Senin sevginde bile bak kendimizi arıyoruz, bencillik ruhumuza işlemiş gibi. Ah anam ah dürüstlüğün, samimiyetin, doğruluğun, güvenirliğin karşısındaki taviz vermeyen tutuma, o zaman taviz vermezsen olmaz diyorlar. Hem daha çok öğreneceğin çok şey var diyorlar. Aslında bildiklerimize cambazlar bile şaşar ama biz aldatmanın hilesinden uzak bir şekilde gerçek anlamda insan olmaya çalışıyoruz ana. Asıl olan da gerçek anlamda insan olabilmek değil mi?


Bak ana hem de Başkentte türünün son örneği diyorlar. Yemiyorsun içmiyorsun, çalmıyorsun çırpmıyorsun her yere gitmiyorsun böyle sonuca gidilmez, böyle erkek veya erkeklik olmaz diyorlar. Hem bazen kalabalıklar içerisinde çok yalnızım çok. Maharet kalabalıkta değil, sayının ne önemi var asıl olan kalitedir diye dün, tarihteki örnekler ve inancımız kurtuluşumuz, tesellimiz oluyor.


Dün senin okulunda öğrendiğimiz merhamet, muhabbet, hürmet, sevgi, saygı alfabenden çok uzak kaldık diye canavarlaştık sanki. Her zaman özellikle bugün en çok ihtiyaç duyduğumuz insanlık hasletlerine ve sana daha çok ihtiyaç duyuyoruz.


Ana, üstelik istismar ve duygu tüccarları daha çok revaçta. Ehil olmayanlar köşe bucak kapmış üstelik adları Bey, Efendi olmuş. Hem yüksek makam sahipleri olmuşlar.


Hem sevgi ve aşk kelimeleri bile eskisi kadar saf ve masum değil ana. Ama kim ne derse desin ve nasıl anlarsa anlasın benim sevgim ve aşkım dünkü kadar saf, temiz.
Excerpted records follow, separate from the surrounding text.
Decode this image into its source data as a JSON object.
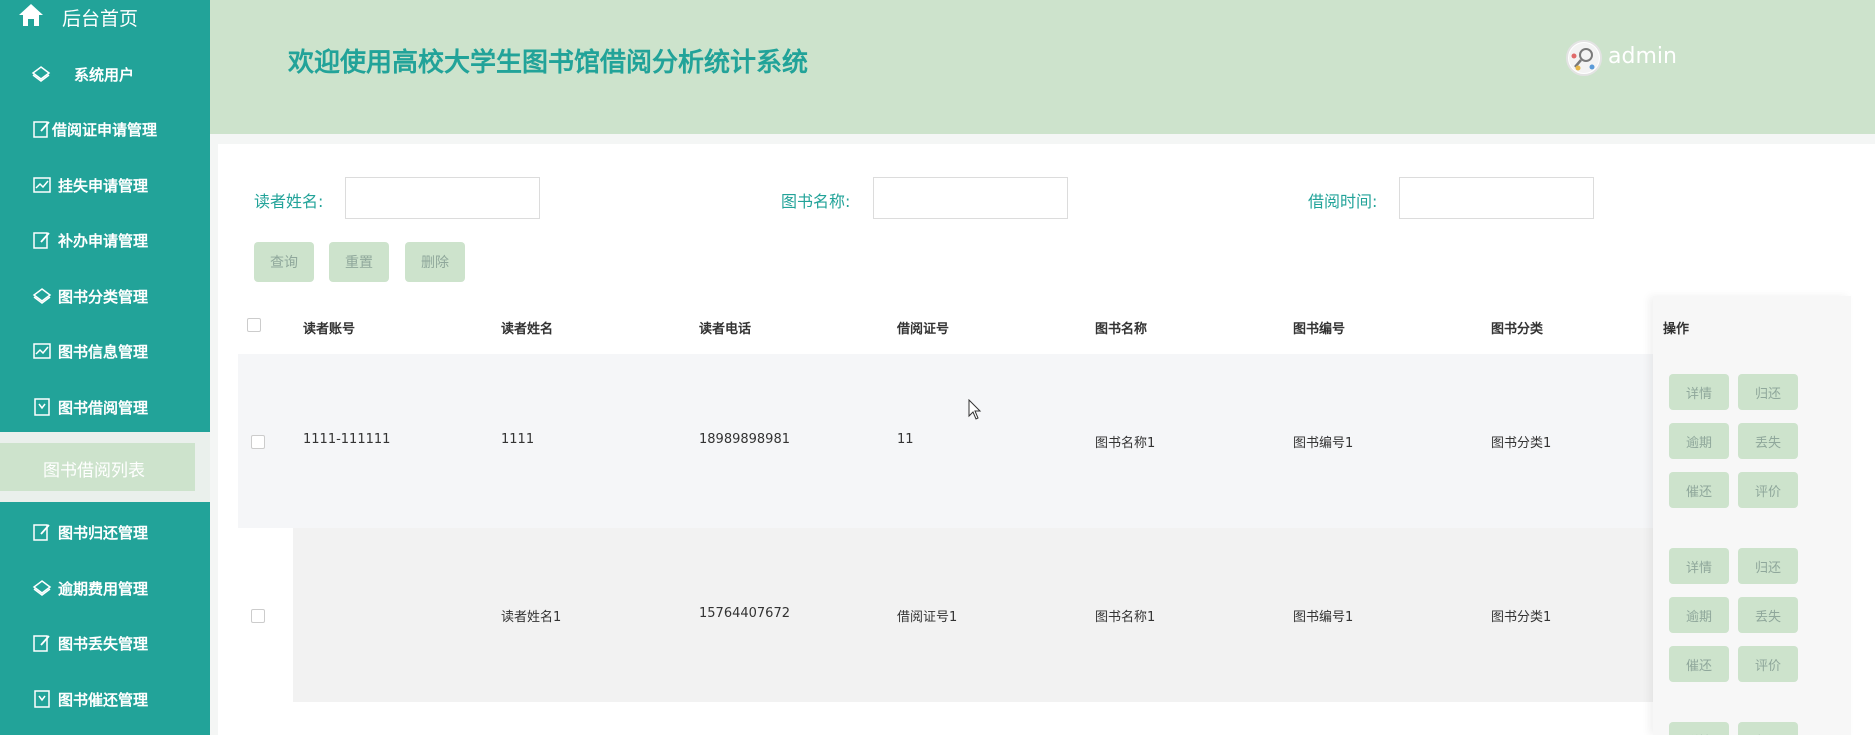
{
  "sidebar": {
    "home_label": "后台首页",
    "items": [
      {
        "label": "系统用户",
        "icon": "diamond-icon"
      },
      {
        "label": "借阅证申请管理",
        "icon": "edit-icon"
      },
      {
        "label": "挂失申请管理",
        "icon": "chart-icon"
      },
      {
        "label": "补办申请管理",
        "icon": "edit-icon"
      },
      {
        "label": "图书分类管理",
        "icon": "diamond-icon"
      },
      {
        "label": "图书信息管理",
        "icon": "chart-icon"
      },
      {
        "label": "图书借阅管理",
        "icon": "bookmark-icon"
      },
      {
        "label": "图书归还管理",
        "icon": "edit-icon"
      },
      {
        "label": "逾期费用管理",
        "icon": "diamond-icon"
      },
      {
        "label": "图书丢失管理",
        "icon": "edit-icon"
      },
      {
        "label": "图书催还管理",
        "icon": "bookmark-icon"
      }
    ],
    "active_sub": "图书借阅列表"
  },
  "header": {
    "title": "欢迎使用高校大学生图书馆借阅分析统计系统",
    "username": "admin"
  },
  "search": {
    "reader_name_label": "读者姓名:",
    "book_name_label": "图书名称:",
    "borrow_time_label": "借阅时间:",
    "reader_name_value": "",
    "book_name_value": "",
    "borrow_time_value": "",
    "query_label": "查询",
    "reset_label": "重置",
    "delete_label": "删除"
  },
  "table": {
    "columns": [
      "读者账号",
      "读者姓名",
      "读者电话",
      "借阅证号",
      "图书名称",
      "图书编号",
      "图书分类",
      "操作"
    ],
    "rows": [
      [
        "1111-111111",
        "1111",
        "18989898981",
        "11",
        "图书名称1",
        "图书编号1",
        "图书分类1"
      ],
      [
        "",
        "读者姓名1",
        "15764407672",
        "借阅证号1",
        "图书名称1",
        "图书编号1",
        "图书分类1"
      ]
    ],
    "actions": {
      "detail": "详情",
      "return": "归还",
      "overdue": "逾期",
      "lost": "丢失",
      "urge": "催还",
      "review": "评价"
    }
  },
  "colors": {
    "primary": "#22a399",
    "header_bg": "#cde3cc",
    "button_bg": "#cde3cc",
    "button_text": "#8fa79b"
  }
}
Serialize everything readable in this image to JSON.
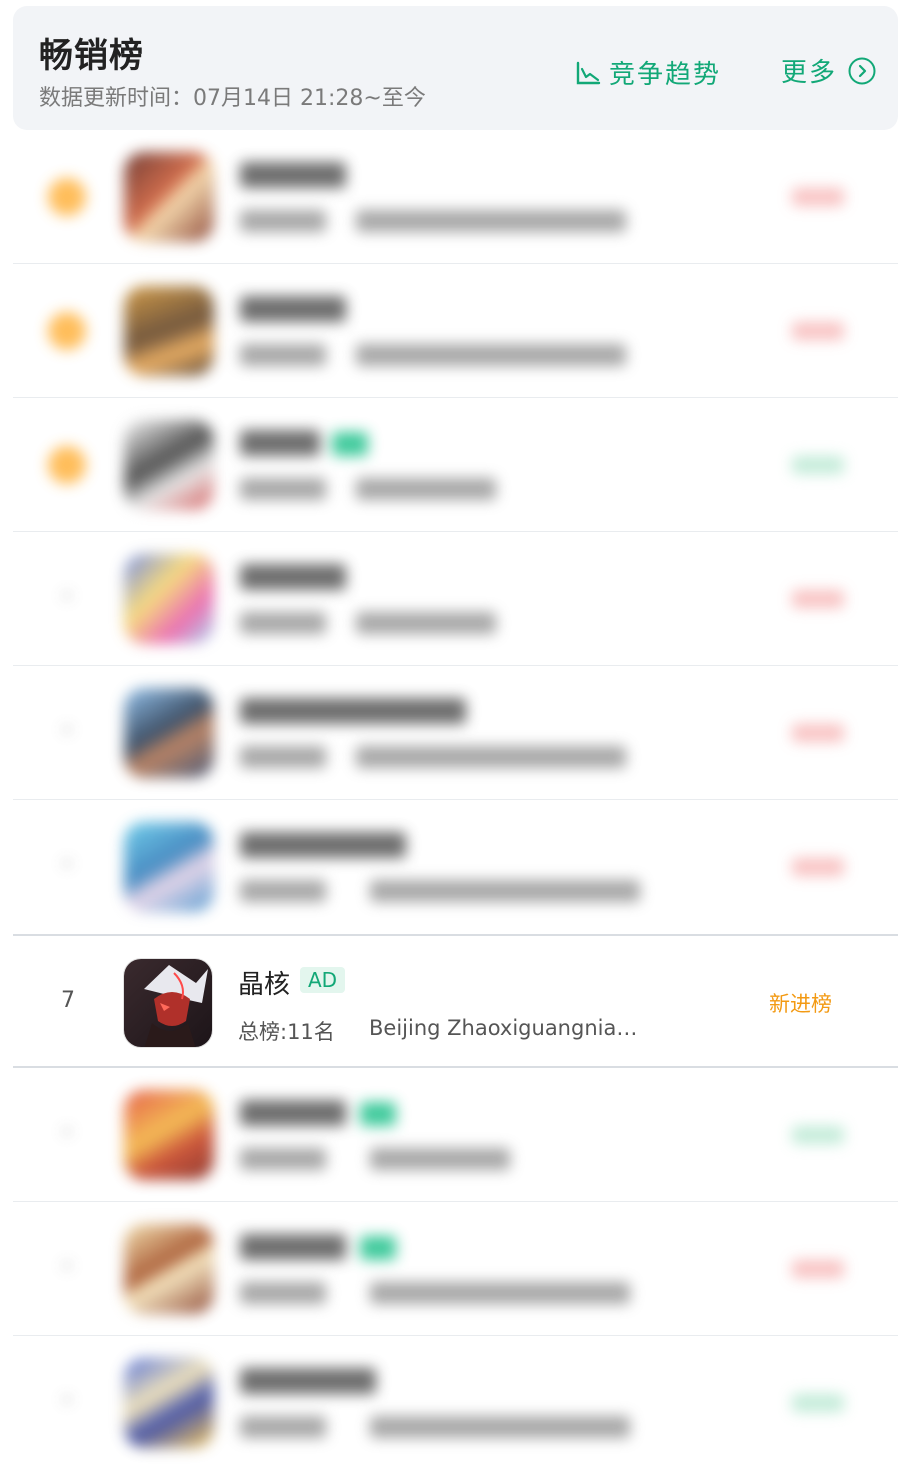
{
  "header": {
    "title": "畅销榜",
    "update_label": "数据更新时间：07月14日 21:28~至今",
    "trend_label": "竞争趋势",
    "more_label": "更多"
  },
  "colors": {
    "accent": "#12a877",
    "new_entry": "#f39a13",
    "ad_badge_bg": "#e3f6ee"
  },
  "featured": {
    "rank": "7",
    "name": "晶核",
    "badge": "AD",
    "total_rank": "总榜:11名",
    "developer": "Beijing Zhaoxiguangnia…",
    "status": "新进榜"
  }
}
Çünkü benim sevgimde ve aşkımda Sen varsın.


İklimdeki dengesizlik insana aksetmiş gibi. Defosuz, haysiyetli, samimi, fedakar, bir hayattaki yalnızlıkta kışları çok üşüyor, yazları da bunalıyorum Ana. Bu hayattaki tek tesellim bir kez de olsa seni üzmeyişimi ifade ederek hayırlı bir evlat olarak benden razı olmandır. Benim de en büyük şansım ağzından, gönlünden düşürmediğin duaların ve hayatta var olmandır. Allah sana hayırlı uzun ömür versin ve Seninle beraberliğimizi ebedileştirsin.


Aramızdan ayrılan, ebediyete göçen, vatan, millet ve değerleri için kendini feda eden annelerimizi rahmetle, minnetle anıyorum. Başta Şehit Anneleri olmak üzere, Şefkat ve Gönül Kahramanları bütün Anneler adına Annemin ellerinden öpüyorum. Günleri, sevdaları, gönülleri gibi zengin, mutlu ve huzurlu olsunlar.